Ngarakbal Elder Sturt Boyd, a custodian of the land, has challenged the claims of the WCG, labelling them false and saying he wants the track open to all Australians.
“It’s a disgrace, I’ll say it straight. That’s racism… that is racism and here’s why they put that piece up, Bundjalung put it up there,” Elder Boyd said.
Mr Boyd is the son of Ngarakwaal elder Marlene Boyd, daughter of the last Gulgan or keeper of Mount Warning, who long advocated for public access to experience its spiritual significance before she died in 2007.
Despite long ties to the mountain, elder Sturt Boyd says he’s still waiting to become a member of the WCG.
“We want to see who’s in the WCG meeting, we want all members to come and see us and it’s never happened. It’s been nearly 14 or 15 months we are waiting to get answers. I want to get onto that WCG” Elder Boyd said.
The WCG has been the primary avenue for consultation for more than two decades.
Additionally, NPWS established the Wollumbin Stakeholder Advisory Committee (WSAC) in 2022 to include other key stakeholders, such as local government and the tourism industry.
Geologist and ‘A guide to climbing Mount Warning’ Author Marc Hendrickx has scrutinised the summit climb ban and the NPWS over its lack of transparency.
“These claims were knocked down at the time by local Aboriginal elders who had called them a modern-day invention. But somehow this modern- day invention became entrenched in national parks policy and promoted for the last 20 years,” Hendrickx said.

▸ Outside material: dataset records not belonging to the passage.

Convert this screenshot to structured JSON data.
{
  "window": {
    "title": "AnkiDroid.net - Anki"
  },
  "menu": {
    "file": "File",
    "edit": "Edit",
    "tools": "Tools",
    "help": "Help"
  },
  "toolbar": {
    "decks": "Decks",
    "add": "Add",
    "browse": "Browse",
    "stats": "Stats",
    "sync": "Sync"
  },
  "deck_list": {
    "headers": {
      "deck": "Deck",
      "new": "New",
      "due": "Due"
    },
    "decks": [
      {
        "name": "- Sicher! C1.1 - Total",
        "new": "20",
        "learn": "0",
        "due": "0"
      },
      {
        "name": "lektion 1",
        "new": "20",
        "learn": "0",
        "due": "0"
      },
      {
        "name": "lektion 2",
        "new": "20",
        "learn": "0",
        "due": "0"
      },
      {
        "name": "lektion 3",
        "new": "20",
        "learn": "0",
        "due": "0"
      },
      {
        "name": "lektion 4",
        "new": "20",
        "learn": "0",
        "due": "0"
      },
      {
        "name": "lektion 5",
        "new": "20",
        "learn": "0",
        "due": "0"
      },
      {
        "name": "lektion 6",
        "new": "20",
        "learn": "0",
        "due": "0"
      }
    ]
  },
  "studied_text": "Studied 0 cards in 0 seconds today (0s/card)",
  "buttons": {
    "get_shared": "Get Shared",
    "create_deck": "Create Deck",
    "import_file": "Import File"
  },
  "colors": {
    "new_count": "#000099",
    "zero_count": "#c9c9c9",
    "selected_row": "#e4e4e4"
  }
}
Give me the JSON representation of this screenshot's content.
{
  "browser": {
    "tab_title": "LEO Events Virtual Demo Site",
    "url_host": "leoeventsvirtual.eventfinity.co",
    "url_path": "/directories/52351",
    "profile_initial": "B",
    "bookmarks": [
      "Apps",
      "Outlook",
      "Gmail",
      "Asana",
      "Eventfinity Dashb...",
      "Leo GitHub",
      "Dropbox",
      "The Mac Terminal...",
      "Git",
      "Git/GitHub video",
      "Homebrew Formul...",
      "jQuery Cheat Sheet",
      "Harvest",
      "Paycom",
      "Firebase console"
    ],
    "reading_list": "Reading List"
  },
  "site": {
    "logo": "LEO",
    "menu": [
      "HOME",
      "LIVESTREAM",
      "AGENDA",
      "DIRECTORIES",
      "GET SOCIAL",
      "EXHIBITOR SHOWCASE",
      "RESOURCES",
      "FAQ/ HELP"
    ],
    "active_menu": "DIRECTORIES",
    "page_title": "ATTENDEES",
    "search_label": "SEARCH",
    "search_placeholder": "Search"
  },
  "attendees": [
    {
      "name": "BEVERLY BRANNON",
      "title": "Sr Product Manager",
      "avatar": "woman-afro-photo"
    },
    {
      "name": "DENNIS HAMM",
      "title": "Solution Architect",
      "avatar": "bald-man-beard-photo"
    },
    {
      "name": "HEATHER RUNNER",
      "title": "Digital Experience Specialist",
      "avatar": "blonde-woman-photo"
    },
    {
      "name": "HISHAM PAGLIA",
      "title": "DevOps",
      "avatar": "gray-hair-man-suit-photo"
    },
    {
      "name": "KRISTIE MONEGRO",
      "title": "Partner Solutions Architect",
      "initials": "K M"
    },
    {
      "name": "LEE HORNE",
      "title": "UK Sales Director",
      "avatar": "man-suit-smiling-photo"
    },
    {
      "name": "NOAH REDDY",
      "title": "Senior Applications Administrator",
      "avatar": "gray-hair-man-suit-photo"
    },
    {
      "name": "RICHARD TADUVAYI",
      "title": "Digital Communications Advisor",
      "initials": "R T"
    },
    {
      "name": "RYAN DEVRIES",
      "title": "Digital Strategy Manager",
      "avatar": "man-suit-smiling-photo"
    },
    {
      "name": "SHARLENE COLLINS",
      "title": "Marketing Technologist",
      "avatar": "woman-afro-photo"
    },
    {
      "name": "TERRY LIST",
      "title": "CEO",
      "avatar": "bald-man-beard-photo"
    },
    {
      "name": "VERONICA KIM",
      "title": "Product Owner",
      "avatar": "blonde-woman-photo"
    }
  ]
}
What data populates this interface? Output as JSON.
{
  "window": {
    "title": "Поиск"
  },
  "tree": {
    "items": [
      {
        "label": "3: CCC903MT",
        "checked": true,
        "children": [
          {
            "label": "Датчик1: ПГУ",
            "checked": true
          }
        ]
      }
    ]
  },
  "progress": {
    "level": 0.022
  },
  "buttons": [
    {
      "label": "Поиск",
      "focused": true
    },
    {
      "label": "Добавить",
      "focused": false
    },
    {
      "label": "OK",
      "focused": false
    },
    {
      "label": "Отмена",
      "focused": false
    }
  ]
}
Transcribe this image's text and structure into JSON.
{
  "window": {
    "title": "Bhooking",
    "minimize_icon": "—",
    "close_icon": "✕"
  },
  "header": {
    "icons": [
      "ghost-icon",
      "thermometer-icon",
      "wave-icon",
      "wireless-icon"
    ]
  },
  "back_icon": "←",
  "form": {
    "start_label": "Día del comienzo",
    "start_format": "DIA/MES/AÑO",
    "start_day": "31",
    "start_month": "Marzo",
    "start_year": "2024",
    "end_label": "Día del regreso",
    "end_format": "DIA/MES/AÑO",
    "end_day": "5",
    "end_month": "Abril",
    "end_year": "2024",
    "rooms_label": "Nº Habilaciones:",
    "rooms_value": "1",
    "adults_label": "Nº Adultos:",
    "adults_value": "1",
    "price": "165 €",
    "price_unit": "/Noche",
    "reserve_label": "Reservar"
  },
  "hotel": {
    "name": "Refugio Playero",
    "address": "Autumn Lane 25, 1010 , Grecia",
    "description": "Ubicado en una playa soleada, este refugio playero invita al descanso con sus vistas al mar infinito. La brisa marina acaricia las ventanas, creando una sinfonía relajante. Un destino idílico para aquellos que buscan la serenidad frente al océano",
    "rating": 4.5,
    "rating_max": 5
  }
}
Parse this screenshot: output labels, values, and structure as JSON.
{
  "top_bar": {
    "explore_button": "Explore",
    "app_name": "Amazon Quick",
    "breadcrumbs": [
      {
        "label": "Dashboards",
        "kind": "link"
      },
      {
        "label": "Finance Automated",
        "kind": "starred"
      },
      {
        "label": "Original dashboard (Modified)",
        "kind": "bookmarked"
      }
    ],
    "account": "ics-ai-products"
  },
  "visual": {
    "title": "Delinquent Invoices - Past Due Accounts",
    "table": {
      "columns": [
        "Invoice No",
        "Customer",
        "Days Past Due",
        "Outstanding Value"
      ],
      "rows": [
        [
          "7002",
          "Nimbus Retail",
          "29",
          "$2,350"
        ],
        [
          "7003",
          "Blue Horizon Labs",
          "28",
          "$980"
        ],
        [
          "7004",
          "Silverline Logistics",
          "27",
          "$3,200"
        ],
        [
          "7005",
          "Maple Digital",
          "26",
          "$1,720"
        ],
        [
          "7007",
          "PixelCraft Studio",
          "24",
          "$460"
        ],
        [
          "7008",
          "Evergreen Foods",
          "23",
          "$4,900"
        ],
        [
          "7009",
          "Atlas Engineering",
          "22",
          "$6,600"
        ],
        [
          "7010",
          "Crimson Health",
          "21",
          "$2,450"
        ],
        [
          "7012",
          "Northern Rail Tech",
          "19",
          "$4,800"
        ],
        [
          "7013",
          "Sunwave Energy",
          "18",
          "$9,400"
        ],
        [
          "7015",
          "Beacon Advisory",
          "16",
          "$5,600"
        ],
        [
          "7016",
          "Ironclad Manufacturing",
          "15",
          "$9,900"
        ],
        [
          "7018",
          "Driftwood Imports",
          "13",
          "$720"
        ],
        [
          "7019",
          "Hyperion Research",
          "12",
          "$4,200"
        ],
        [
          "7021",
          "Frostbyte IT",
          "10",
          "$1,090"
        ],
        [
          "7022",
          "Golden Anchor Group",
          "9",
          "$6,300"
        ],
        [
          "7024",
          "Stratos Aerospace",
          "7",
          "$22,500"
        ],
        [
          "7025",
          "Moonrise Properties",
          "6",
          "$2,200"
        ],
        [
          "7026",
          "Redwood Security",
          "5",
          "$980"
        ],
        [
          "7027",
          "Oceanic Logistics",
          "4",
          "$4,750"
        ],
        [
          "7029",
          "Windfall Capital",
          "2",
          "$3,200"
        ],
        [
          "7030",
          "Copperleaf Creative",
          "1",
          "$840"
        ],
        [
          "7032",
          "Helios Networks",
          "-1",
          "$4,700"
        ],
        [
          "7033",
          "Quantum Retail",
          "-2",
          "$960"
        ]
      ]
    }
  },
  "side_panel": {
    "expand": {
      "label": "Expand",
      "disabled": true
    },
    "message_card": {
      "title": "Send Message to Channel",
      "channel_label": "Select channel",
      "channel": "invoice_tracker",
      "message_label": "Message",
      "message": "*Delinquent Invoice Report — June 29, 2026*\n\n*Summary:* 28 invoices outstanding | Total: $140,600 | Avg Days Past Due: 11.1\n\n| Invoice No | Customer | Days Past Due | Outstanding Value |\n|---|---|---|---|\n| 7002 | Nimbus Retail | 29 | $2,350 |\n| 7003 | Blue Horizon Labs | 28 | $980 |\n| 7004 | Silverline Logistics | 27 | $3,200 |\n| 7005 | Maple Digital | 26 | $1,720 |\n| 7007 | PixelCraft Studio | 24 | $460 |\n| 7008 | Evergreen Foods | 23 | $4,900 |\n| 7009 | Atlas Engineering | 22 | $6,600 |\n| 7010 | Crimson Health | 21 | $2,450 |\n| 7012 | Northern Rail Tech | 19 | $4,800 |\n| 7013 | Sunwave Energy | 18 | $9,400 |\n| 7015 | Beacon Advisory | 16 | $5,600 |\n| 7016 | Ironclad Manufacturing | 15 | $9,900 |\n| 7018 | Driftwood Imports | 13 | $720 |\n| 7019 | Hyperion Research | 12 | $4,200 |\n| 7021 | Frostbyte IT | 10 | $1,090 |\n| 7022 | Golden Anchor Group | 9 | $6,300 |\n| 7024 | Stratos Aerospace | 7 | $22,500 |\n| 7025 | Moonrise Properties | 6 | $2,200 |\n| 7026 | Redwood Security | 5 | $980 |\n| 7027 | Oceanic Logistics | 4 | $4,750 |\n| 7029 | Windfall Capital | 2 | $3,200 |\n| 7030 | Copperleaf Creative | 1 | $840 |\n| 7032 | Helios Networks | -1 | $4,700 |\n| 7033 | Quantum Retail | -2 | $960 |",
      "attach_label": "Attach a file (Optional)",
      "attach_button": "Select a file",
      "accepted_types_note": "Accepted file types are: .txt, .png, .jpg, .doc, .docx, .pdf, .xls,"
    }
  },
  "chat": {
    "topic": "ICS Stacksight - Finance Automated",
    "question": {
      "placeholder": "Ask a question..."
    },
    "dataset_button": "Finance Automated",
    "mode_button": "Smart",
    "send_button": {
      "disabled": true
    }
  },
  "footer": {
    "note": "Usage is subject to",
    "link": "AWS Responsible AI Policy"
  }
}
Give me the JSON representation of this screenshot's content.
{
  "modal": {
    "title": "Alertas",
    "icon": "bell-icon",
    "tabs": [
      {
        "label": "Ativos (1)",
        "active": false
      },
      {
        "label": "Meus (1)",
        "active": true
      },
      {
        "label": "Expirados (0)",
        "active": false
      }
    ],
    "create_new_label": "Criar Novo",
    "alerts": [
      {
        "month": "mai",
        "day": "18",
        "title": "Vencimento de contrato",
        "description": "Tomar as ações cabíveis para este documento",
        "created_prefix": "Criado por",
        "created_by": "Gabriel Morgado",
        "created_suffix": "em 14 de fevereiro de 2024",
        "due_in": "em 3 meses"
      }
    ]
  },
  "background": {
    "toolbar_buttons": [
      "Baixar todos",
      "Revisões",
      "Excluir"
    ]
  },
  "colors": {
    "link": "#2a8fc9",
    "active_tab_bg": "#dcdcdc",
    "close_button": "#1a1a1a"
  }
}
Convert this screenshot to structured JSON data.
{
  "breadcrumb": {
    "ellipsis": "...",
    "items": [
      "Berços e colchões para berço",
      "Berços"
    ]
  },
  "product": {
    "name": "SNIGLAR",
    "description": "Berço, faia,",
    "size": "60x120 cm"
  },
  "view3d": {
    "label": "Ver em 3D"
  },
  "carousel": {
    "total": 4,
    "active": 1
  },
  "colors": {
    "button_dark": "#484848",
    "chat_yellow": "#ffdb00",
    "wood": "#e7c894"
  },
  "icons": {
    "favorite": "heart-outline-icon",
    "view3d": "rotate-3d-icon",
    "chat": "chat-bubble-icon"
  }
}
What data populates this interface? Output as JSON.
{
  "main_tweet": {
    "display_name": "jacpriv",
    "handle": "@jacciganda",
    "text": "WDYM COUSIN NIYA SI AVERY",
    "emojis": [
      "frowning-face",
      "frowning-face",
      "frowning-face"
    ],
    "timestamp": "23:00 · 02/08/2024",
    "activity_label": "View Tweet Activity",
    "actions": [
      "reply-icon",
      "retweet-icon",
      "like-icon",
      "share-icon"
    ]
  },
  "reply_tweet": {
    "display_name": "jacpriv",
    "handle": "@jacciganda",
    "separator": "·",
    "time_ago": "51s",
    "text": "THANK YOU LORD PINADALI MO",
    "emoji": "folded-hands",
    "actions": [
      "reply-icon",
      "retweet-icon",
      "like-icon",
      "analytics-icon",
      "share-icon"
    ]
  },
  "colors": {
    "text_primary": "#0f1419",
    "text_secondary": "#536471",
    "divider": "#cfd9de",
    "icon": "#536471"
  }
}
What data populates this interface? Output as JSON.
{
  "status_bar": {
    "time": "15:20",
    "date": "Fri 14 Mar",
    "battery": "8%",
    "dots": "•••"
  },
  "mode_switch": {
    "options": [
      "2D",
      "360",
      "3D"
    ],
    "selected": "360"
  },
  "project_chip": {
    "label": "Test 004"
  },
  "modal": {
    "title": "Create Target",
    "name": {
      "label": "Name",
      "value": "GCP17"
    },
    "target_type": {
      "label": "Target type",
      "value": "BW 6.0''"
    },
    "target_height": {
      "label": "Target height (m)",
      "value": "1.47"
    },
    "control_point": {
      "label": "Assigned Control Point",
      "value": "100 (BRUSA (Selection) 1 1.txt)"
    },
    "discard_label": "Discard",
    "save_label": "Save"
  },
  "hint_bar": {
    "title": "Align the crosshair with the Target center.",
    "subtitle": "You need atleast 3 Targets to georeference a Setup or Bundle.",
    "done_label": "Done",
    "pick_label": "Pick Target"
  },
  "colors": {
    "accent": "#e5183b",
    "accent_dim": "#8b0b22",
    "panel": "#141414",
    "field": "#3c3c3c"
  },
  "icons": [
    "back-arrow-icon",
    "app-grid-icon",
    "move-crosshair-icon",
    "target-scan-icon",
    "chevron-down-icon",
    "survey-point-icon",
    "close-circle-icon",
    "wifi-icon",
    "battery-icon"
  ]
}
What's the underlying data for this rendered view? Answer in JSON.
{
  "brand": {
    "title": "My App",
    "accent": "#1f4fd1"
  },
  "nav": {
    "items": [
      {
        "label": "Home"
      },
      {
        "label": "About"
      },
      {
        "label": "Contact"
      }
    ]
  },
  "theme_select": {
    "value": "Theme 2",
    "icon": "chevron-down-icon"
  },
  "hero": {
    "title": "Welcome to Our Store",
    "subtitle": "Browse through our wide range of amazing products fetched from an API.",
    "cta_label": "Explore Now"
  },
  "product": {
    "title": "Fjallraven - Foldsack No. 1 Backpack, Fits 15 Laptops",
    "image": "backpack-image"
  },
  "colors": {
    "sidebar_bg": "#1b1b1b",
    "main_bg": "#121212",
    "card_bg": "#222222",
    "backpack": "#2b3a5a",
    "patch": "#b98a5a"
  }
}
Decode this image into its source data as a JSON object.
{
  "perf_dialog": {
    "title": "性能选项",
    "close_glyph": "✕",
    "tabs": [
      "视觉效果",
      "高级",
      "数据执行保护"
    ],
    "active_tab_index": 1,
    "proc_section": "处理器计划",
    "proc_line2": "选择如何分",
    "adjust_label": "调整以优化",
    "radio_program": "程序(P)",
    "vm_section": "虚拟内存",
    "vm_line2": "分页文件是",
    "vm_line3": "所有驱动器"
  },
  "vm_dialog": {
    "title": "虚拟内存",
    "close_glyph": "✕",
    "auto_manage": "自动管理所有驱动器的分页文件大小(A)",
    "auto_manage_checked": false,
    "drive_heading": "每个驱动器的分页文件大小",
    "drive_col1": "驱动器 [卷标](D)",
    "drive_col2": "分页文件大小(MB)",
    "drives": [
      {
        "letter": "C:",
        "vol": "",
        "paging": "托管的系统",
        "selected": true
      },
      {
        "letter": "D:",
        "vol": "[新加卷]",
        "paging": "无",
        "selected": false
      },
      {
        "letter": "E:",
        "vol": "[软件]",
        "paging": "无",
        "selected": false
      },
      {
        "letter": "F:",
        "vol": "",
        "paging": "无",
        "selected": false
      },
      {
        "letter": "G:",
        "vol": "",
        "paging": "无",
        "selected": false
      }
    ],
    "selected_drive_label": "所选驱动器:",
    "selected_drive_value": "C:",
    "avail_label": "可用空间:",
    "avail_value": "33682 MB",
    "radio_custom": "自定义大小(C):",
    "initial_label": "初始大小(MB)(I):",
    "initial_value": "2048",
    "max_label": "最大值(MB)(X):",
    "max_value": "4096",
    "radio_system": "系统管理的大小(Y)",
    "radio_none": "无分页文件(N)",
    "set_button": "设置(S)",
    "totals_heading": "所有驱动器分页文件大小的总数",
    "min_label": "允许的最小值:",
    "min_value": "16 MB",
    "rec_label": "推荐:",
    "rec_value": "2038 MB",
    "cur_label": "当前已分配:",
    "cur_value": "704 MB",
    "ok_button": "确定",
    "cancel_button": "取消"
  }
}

“It's a great shame that National Parks haven’t accepted the Ngarakbal people from any discussions about management in the park for the last 20 years. And that's a grave mistake by National Parks, it really is the core of this issue”.
Local businesses, particularly those reliant on tourism, have felt the full force of the Summit track closure.
Brett Watson, owner of Mount Warning Hotel Uki, witnessed neighbouring businesses suffer as tourism numbers dwindle.
“To watch that sort of stuff happen is really heartbreaking. A lot of people have put their heart and soul into their businesses. And then at the stroke of a political pen, we close them out and it sees these businesses close. It’s not fair,” Mr Watson said.
“The estimate is there was 100,000 people here and that equates to $50 million being lost to our local economy. So, in anyone’s terms, that’s a lot of money for small businesses in this area”.
NSW Libertarian John Ruddick led a petition to reopen the track which garnered over 10,000 signatures to trigger a debate in the Upper House of state parliament on May 9.
“We were disappointed with the day because there was no deadline and there was just talk of more consultation. I think there's been too much consultation,” Mr Ruddick said.
“There are elements in this Labor government and obviously in the previous Liberal government, that they are just so frightened of, being publicly called out for being you know, not sensitive towards these types of claims.”
A spokesperson from Department Climate Change, Energy, the Environment and Water says, “access to the Wollumbin track has been a complex issue for more than a decade. The NSW Government has a strong focus on how consultation can be improved, and how the summit track will be managed into the future”.
New South Wales Environment Minister Penny Sharpe has not outlined a timeframe on the future of Mount Warning.